EOBC’s Preston Padden said that channel sharing may well be a necessary component of the auction. Without it, in a plan requiring a certain number of broadcasters to exit the business entirely, there is an excellent chance that the FCC will fail to scare up enough spectrum to ensure the success of the entire endeavor.

Padden notes that his petition is aimed at kicking off a constructive discussion, not reciting a series of complaints.

That said, he cites four problems with the existing plan. The petition summary states them as such:

First, the Incentive Auction R&O prohibits common contractual rights, such as puts, calls, options, and rights of first refusal, that are logical components of agreements between two parties to integrate significant portions of their operations.

Second, the Incentive Auction R&O limits channel sharing arrangements to those negotiated before the auction, forcing broadcasters to enter into complicated agreements before they know critical details about the auction.

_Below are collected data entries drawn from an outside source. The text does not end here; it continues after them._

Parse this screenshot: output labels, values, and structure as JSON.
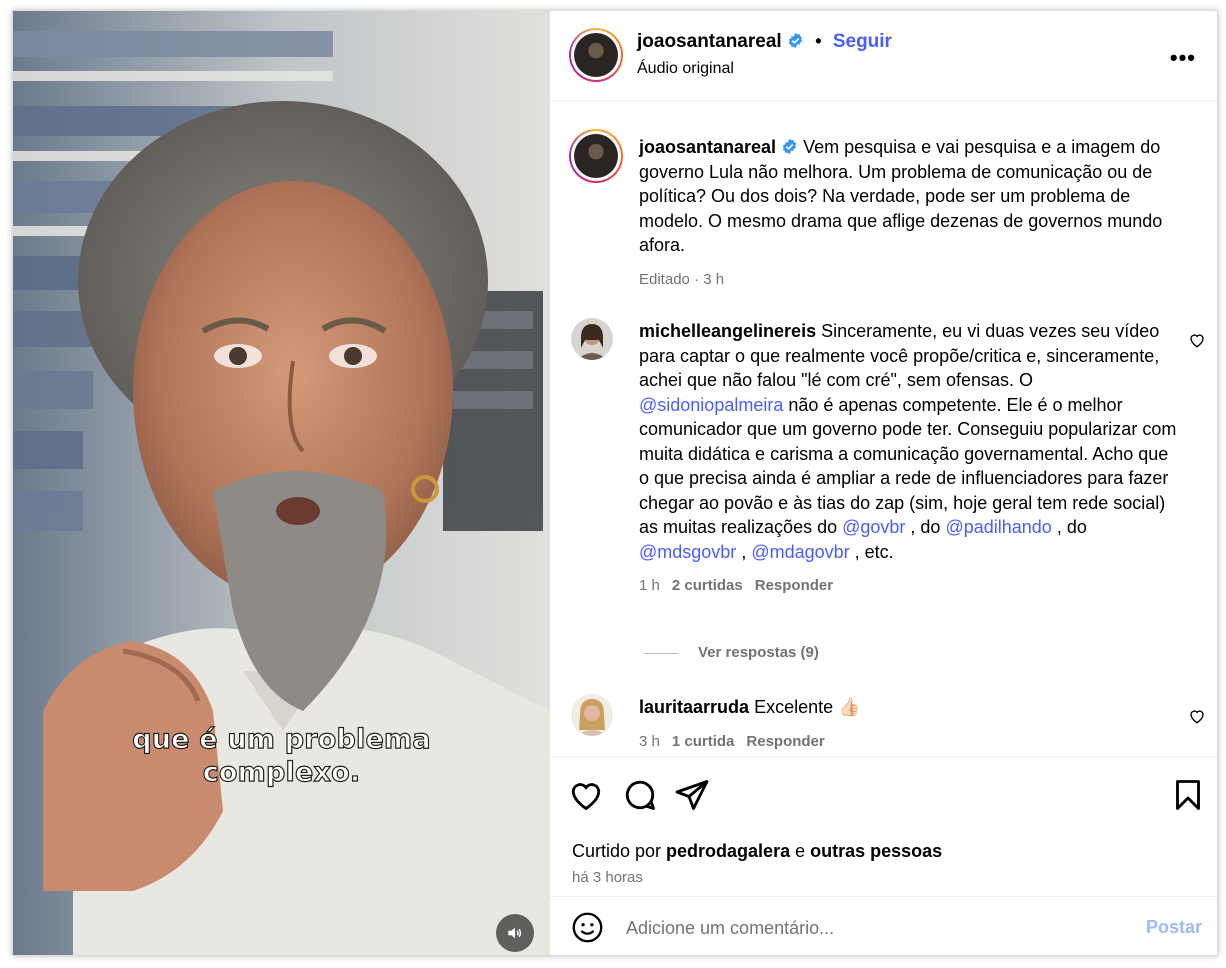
{
  "video": {
    "caption_line1": "que é um problema",
    "caption_line2": "complexo.",
    "mute_icon": "speaker-icon"
  },
  "header": {
    "username": "joaosantanareal",
    "separator": "•",
    "follow_label": "Seguir",
    "subtitle": "Áudio original",
    "more_icon": "more-horizontal-icon"
  },
  "post": {
    "author": "joaosantanareal",
    "text": "Vem pesquisa e vai pesquisa e a imagem do governo Lula não melhora. Um problema de comunicação ou de política? Ou dos dois? Na verdade, pode ser um problema de modelo. O mesmo drama que aflige dezenas de governos mundo afora.",
    "meta": "Editado · 3 h"
  },
  "comments": [
    {
      "author": "michelleangelinereis",
      "text_1": "Sinceramente, eu vi duas vezes seu vídeo para captar o que realmente você propõe/critica e, sinceramente, achei que não falou \"lé com cré\", sem ofensas. O ",
      "mention_1": "@sidoniopalmeira",
      "text_2": " não é apenas competente. Ele é o melhor comunicador que um governo pode ter. Conseguiu popularizar com muita didática e carisma a comunicação governamental. Acho que o que precisa ainda é ampliar a rede de influenciadores para fazer chegar ao povão e às tias do zap (sim, hoje geral tem rede social) as muitas realizações do ",
      "mention_2": "@govbr",
      "text_3": " , do ",
      "mention_3": "@padilhando",
      "text_4": " , do ",
      "mention_4": "@mdsgovbr",
      "text_5": " , ",
      "mention_5": "@mdagovbr",
      "text_6": " , etc.",
      "time": "1 h",
      "likes": "2 curtidas",
      "reply": "Responder",
      "view_replies": "Ver respostas (9)"
    },
    {
      "author": "lauritaarruda",
      "text": "Excelente 👍🏻",
      "time": "3 h",
      "likes": "1 curtida",
      "reply": "Responder"
    }
  ],
  "actions": {
    "liked_by_prefix": "Curtido por ",
    "liked_by_user": "pedrodagalera",
    "liked_by_mid": " e ",
    "liked_by_rest": "outras pessoas",
    "time_ago": "há 3 horas"
  },
  "compose": {
    "placeholder": "Adicione um comentário...",
    "post_label": "Postar"
  },
  "colors": {
    "link": "#4a5df9",
    "muted": "#737373",
    "post_disabled": "#a0b9f6"
  }
}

Third, the Incentive Auction R&O would restrict the flexibility of channel sharing participants by permanently and formally entering those arrangements into the FCC’s Television Table of Allotments, thereby requiring a “host” station to forever give up a portion of its spectrum.

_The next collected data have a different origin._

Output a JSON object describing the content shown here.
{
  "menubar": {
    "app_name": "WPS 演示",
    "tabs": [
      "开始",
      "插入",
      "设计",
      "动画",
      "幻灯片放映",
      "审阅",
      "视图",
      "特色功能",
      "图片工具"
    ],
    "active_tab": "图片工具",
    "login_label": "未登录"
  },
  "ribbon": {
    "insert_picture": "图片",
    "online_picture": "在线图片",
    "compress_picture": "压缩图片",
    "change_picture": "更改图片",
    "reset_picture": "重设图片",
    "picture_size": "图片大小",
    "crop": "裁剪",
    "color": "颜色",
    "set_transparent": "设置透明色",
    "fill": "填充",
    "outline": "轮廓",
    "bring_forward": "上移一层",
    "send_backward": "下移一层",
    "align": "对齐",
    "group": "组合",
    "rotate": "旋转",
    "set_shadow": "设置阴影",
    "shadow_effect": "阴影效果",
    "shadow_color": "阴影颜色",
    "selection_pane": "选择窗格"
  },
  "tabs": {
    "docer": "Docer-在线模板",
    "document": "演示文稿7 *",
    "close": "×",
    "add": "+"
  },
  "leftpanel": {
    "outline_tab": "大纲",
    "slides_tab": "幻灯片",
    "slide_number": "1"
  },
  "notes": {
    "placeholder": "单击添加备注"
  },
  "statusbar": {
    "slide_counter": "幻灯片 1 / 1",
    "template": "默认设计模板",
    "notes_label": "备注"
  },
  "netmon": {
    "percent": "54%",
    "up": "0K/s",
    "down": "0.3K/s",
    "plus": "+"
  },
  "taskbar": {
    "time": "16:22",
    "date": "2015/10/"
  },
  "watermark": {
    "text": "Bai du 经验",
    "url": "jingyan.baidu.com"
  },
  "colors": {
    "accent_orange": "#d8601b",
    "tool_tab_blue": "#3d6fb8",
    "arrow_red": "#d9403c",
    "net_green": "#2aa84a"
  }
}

Finally, the Incentive Auction R&O would allow the Commission, in some circumstances, to select a station’s channel sharing partner and force the other station to accept that partner.  The Commission should reconsider these decisions to ensure that channel sharing rules and procedures are consistent with broadcaster needs and expectations.

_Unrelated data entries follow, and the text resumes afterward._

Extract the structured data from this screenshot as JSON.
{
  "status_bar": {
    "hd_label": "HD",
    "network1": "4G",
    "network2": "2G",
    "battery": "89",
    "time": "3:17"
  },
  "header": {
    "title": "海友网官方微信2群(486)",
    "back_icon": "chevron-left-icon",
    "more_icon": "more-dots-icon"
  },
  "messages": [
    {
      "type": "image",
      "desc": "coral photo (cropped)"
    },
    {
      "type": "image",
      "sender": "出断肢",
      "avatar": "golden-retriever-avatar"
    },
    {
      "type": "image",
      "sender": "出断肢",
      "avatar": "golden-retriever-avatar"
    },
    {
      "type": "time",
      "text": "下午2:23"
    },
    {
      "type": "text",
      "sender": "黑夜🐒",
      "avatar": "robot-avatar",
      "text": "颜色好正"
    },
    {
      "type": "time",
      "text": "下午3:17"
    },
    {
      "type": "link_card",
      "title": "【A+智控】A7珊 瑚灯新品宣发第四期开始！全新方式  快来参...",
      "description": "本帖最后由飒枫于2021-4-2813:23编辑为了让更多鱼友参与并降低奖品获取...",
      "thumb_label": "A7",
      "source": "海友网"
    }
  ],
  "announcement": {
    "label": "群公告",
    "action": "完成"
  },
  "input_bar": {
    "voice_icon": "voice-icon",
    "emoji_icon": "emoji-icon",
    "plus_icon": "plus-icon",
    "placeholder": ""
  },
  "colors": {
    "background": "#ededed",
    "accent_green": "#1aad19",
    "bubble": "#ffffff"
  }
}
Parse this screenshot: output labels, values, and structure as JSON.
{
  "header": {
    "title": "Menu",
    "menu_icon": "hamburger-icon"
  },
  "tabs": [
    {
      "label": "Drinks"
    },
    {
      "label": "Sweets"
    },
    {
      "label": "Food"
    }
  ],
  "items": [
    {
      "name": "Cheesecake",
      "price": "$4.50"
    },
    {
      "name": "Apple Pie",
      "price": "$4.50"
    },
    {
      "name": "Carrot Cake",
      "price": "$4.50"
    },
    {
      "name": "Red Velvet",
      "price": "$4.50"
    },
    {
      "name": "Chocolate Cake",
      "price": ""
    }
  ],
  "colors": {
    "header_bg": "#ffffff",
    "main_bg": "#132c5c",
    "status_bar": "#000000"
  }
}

Padden said that need to be reconsidered and add flexibility for broadcasters who are willing to enter into a Channel Sharing Agreement (CSA).

The suggested prescriptions are also four in number:

1) clarify that parties to broadcast CSAs are free to negotiate for common contractual rights;

(2) permit broadcasters to enter into CSAs either before or after the incentive auction;

(3) ensure that parties to CSAs have the flexibility to choose whether those agreements are permanent or for a fixed term; and

(4) clarify that the Commission will never force a broadcaster to accept a channel sharing partner.

Padden concluded, “The channel sharing rules and procedures that the FCC adopted in the Incentive Auction R&O, if left unchanged, will have the unintended consequence of causing broadcasters to rethink the channel sharing option rather than achieving the Commission’s goal of promoting channel sharing as a way to increase the amount of broadcast spectrum relinquished in the reverse auction.  Although the agency has repeatedly recognized the need to provide broadcasters with flexibility in crafting CSAs, the Incentive Auction R&O does not provide the flexibility that broadcasters will need to relinquish some or all of their spectrum usage rights.  Given the important role that channel sharing will play toward the FCC’s ability to achieve its spectrum reallocation goals, the Commission should reconsider its channel sharing rules consistent with the foregoing to make channel sharing as attractive to broadcasters as possible.”

RBR-TVBR observation: The tighter the regulatory box, the fewer potential participants that will be able to find a way to fit into it. We believe Padden is right – the FCC has to make this as easy as possible if it wants to maximize its auction spectrum harvest.